咲はスカートのポケットに右手を入れると、タオルハンカチを取り出して満の手に乗せた。
「はい。」
「ありがと。」
 手短に答えて、満が渡されたハンカチで顔を拭いた。前髪と頬に掛かる髪は濡れていて、
満の髪を普段よりも少し暗く見せる。でも、顔を洗ってすっきりしたのか、振り返った満
の眼差しは明るかった。
「ごめんね、満。」
 ハンカチを受け取りながら、咲が眉を垂らした。満は殊勝な咲を見て、わざといじわる
に顔を背けてみせた。
「まったく、いきなりご飯吹き出すんだから。
 咲ってば困ったものね。」
 つれない声を出してみると、咲がうぅー、と呻いた。
「でも、満が突然変なこというんだもん。
 誰だって驚いちゃうよ。
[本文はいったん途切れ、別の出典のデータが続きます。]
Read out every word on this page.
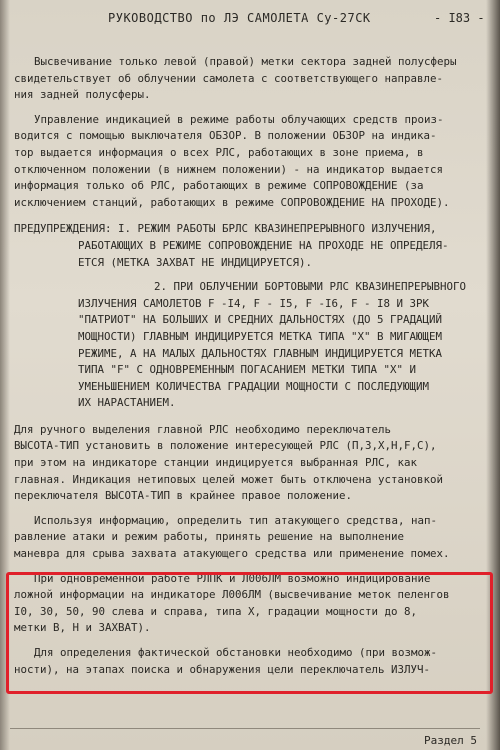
РУКОВОДСТВО по ЛЭ САМОЛЕТА Су-27СК	- I83 -
Высвечивание только левой (правой) метки сектора задней полусферы
свидетельствует об облучении самолета с соответствующего направле-
ния задней полусферы.
Управление индикацией в режиме работы облучающих средств произ-
водится с помощью выключателя ОБЗОР. В положении ОБЗОР на индика-
тор выдается информация о всех РЛС, работающих в зоне приема, в
отключенном положении (в нижнем положении) - на индикатор выдается
информация только об РЛС, работающих в режиме СОПРОВОЖДЕНИЕ (за
исключением станций, работающих в режиме СОПРОВОЖДЕНИЕ НА ПРОХОДЕ).
ПРЕДУПРЕЖДЕНИЯ: I. РЕЖИМ РАБОТЫ БРЛС КВАЗИНЕПРЕРЫВНОГО ИЗЛУЧЕНИЯ,
РАБОТАЮЩИХ В РЕЖИМЕ СОПРОВОЖДЕНИЕ НА ПРОХОДЕ НЕ ОПРЕДЕЛЯ-
ЕТСЯ (МЕТКА ЗАХВАТ НЕ ИНДИЦИРУЕТСЯ).
2. ПРИ ОБЛУЧЕНИИ БОРТОВЫМИ РЛС КВАЗИНЕПРЕРЫВНОГО
ИЗЛУЧЕНИЯ САМОЛЕТОВ F -I4, F - I5, F -I6, F - I8 И ЗРК
"ПАТРИОТ" НА БОЛЬШИХ И СРЕДНИХ ДАЛЬНОСТЯХ (ДО 5 ГРАДАЦИЙ
МОЩНОСТИ) ГЛАВНЫМ ИНДИЦИРУЕТСЯ МЕТКА ТИПА "Х" В МИГАЮЩЕМ
РЕЖИМЕ, А НА МАЛЫХ ДАЛЬНОСТЯХ ГЛАВНЫМ ИНДИЦИРУЕТСЯ МЕТКА
ТИПА "F" С ОДНОВРЕМЕННЫМ ПОГАСАНИЕМ МЕТКИ ТИПА "Х" И
УМЕНЬШЕНИЕМ КОЛИЧЕСТВА ГРАДАЦИИ МОЩНОСТИ С ПОСЛЕДУЮЩИМ
ИХ НАРАСТАНИЕМ.
Для ручного выделения главной РЛС необходимо переключатель
ВЫСОТА-ТИП установить в положение интересующей РЛС (П,З,Х,Н,F,С),
при этом на индикаторе станции индицируется выбранная РЛС, как
главная. Индикация нетиповых целей может быть отключена установкой
переключателя ВЫСОТА-ТИП в крайнее правое положение.
Используя информацию, определить тип атакующего средства, нап-
равление атаки и режим работы, принять решение на выполнение
маневра для срыва захвата атакующего средства или применение помех.
При одновременной работе РЛПК и Л006ЛМ возможно индицирование
ложной информации на индикаторе Л006ЛМ (высвечивание меток пеленгов
I0, 30, 50, 90 слева и справа, типа Х, градации мощности до 8,
метки В, Н и ЗАХВАТ).
Для определения фактической обстановки необходимо (при возмож-
ности), на этапах поиска и обнаружения цели переключатель ИЗЛУЧ-
Раздел 5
」
 拗ねた声音が子供っぽい。満は横目で咲を見た。
「変なことって?」
 尋ね返すと、咲が言い難そうに息を詰まらせた。その目はふらふらと彷徨って、つま先
に行き着く。背中は陽光で暖かそうなのに、太陽に背を向けた顔は水道まわりに溜まって
いる微かな寒さと相まってわずかに暗かった。でも、よく見ると頬が赤い。
「そ、その・・・舞と結婚しないの? とかがだよ!
 女の子同士なんだから、結婚はしないのっ!」
「そういうものなの?」
 勢い良く言い放った咲に、満は問い返す。すると、咲がぱっと満を振り返った。明るい
色の毛先が跳ねて、顔に光が差し込む。やっぱり顔は耳まで赤かった。
「結婚って言うのは、男の人と女の人がするものなのっ。」
 ふーん、と相槌を打ちながら、満は濡れた前髪を手で払う。
「でも、愛し合ってる人達が結婚するんでしょ?」
 人差し指と親指で摘むと、毛先に水の球が出来る。震える雫に景色が歪んで映り込む。
水玉越しに見える咲は、「それは、そうだけど・・・。」と唇を尖らせた。
「なら問題ないじゃない。
 咲は舞のことが大好きで、舞は咲のこと大好きなんだから。
 結婚すればいいのに。」
 いまいちなっとくいかないままに、満は咲の困ったような赤らんだ顔を眺める。
「そ・・それはそうだけど・・、でもそういうことじゃなくって。
 ええっと、だからー・・・。」
 咲が大好きなのは舞だし、舞が大好きなのは咲だ。わざわざ確認したことはないけれど、
薫も絶対にそう思っていると満は確信している。だというのに、今、咲が目を泳がせてあ
れこれ難しく考えている。それが満には不思議だった。
「咲! 満さん!」
 階下へ続く階段から、高い澄んだ声が響いた。目を向ければ、並んで階段を上がってく
る舞と薫が居る。
「あら、もう終わったのね。」
 そう返しながらちらっと満が咲を見る。階段を上がってくる二人を見つめて、咲は太陽
に向かって咲くひまわりみたいに、満開の笑顔を花開かせていた。